HandX+: Scaling Up Text-Conditioned Bimanual Motion Generation
Abstract
Text-conditioned human motion and video generation have progressed rapidly, yet realistic hand motion and bimanual interaction remain significantly underexplored. Existing whole-body models often overlook the fine-grained details required for natural dexterous behavior, such as finger articulation, contact timing, and inter-hand coordination. We aim to close this gap by introducing a hand-centric animation framework. As a foundation, we consolidate large-scale motion data from diverse sources into a unified corpus with rigorous animation quality control. Through this process, we identify a limitation in most of the existing resources: the absence of high-fidelity bimanual motion data that capture nuanced finger dynamics and inter-hand collaboration. To remedy this, we collect a new dataset designed to enrich these underrepresented aspects.

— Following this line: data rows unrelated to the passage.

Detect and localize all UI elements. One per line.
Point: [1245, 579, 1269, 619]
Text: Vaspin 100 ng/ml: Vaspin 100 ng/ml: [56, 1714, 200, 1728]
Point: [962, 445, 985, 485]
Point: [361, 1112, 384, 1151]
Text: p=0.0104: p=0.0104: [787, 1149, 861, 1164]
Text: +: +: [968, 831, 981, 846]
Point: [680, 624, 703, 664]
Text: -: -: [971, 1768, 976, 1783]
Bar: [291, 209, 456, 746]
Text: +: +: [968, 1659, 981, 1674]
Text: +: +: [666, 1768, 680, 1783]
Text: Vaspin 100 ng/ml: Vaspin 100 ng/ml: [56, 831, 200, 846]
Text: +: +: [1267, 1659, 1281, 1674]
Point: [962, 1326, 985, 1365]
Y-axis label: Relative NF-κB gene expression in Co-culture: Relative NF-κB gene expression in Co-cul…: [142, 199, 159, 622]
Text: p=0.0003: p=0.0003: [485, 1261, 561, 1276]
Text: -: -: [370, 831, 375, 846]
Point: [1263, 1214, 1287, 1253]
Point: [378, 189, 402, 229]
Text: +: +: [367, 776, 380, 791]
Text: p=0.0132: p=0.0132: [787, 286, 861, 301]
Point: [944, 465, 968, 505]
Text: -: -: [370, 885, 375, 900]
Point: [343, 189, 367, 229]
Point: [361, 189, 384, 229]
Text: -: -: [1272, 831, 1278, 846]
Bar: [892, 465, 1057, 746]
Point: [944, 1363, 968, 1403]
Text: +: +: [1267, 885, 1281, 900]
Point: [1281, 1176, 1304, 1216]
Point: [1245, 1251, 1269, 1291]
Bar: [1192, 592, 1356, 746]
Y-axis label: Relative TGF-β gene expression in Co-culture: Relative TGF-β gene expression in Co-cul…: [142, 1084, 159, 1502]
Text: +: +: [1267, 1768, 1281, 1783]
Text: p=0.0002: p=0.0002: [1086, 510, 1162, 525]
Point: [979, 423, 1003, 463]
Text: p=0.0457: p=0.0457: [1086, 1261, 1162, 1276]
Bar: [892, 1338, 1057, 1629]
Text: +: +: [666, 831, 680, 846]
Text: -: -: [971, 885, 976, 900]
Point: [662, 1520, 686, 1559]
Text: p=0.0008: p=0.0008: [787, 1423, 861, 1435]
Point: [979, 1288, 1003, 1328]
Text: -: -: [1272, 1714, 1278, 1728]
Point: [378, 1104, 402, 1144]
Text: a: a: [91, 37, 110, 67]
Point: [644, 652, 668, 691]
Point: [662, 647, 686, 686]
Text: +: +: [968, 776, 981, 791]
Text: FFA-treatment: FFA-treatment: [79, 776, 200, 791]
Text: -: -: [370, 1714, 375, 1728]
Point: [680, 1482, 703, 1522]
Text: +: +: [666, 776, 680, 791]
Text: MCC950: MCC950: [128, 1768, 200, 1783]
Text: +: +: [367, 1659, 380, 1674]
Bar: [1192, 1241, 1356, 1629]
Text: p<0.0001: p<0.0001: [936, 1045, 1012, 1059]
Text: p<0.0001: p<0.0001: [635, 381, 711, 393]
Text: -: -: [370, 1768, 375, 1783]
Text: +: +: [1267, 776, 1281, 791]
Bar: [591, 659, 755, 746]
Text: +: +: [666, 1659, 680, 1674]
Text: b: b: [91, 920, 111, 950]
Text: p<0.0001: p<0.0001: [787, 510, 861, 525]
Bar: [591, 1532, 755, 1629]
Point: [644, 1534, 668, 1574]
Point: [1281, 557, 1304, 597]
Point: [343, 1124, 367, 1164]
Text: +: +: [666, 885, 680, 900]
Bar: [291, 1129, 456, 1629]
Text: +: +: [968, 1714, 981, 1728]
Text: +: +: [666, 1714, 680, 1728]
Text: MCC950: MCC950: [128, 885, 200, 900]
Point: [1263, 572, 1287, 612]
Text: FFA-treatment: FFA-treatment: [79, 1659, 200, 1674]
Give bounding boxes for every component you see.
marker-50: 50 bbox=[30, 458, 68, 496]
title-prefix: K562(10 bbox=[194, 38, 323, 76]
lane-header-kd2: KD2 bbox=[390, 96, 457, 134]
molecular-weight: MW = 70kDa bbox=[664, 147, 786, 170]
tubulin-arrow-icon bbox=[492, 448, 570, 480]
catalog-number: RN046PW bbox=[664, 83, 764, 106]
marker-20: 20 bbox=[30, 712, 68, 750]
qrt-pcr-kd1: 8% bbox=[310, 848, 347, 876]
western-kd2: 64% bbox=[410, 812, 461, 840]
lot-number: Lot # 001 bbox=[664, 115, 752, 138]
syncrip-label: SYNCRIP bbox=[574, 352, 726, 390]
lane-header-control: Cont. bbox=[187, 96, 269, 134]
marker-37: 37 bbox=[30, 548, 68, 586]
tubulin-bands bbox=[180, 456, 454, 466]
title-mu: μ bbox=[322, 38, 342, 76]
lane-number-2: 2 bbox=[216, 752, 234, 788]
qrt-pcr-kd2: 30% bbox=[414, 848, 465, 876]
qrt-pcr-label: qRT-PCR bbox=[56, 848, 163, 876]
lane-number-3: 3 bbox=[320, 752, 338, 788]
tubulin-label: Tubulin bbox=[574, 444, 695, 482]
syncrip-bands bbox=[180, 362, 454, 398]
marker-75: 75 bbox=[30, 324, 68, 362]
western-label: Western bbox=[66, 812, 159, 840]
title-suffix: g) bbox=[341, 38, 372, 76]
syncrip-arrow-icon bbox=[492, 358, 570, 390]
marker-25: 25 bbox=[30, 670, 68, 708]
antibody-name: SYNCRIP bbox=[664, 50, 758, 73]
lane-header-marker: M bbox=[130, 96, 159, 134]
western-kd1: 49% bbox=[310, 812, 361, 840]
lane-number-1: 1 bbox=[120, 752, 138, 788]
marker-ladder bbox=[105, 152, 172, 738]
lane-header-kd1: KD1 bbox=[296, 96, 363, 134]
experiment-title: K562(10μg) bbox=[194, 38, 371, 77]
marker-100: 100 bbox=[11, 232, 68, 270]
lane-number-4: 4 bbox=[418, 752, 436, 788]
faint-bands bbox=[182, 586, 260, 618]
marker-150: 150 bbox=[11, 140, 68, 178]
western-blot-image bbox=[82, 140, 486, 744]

To scale motion-language alignment automatically, rather than relying on large language models to directly reason over raw motion sequences, we propose a decoupled paradigm. It extracts representative motion features, such as contact events and finger flexion, and then leverages LLM's reasoning to generate fine-grained, semantically rich descriptions aligned with these features.Building on our corpus and annotations, we develop benchmark models using diffusion and FSQ-based architectures and enable versatile conditioning modes, including standard text-conditioned generation, hand-reaction synthesis, motion inbetweening, keyframe-guided generation, and long-horizon temporal composition. Experiments show that our approach achieves strong text alignment, high-quality dexterous motion, and accurate contact prediction, supported by newly designed metrics tailored for hand animation. We additionally observe clear scaling behavior: larger models trained on larger, higher-quality datasets produce markedly more semantically coherent bimanual motions. All data will be released to support future research.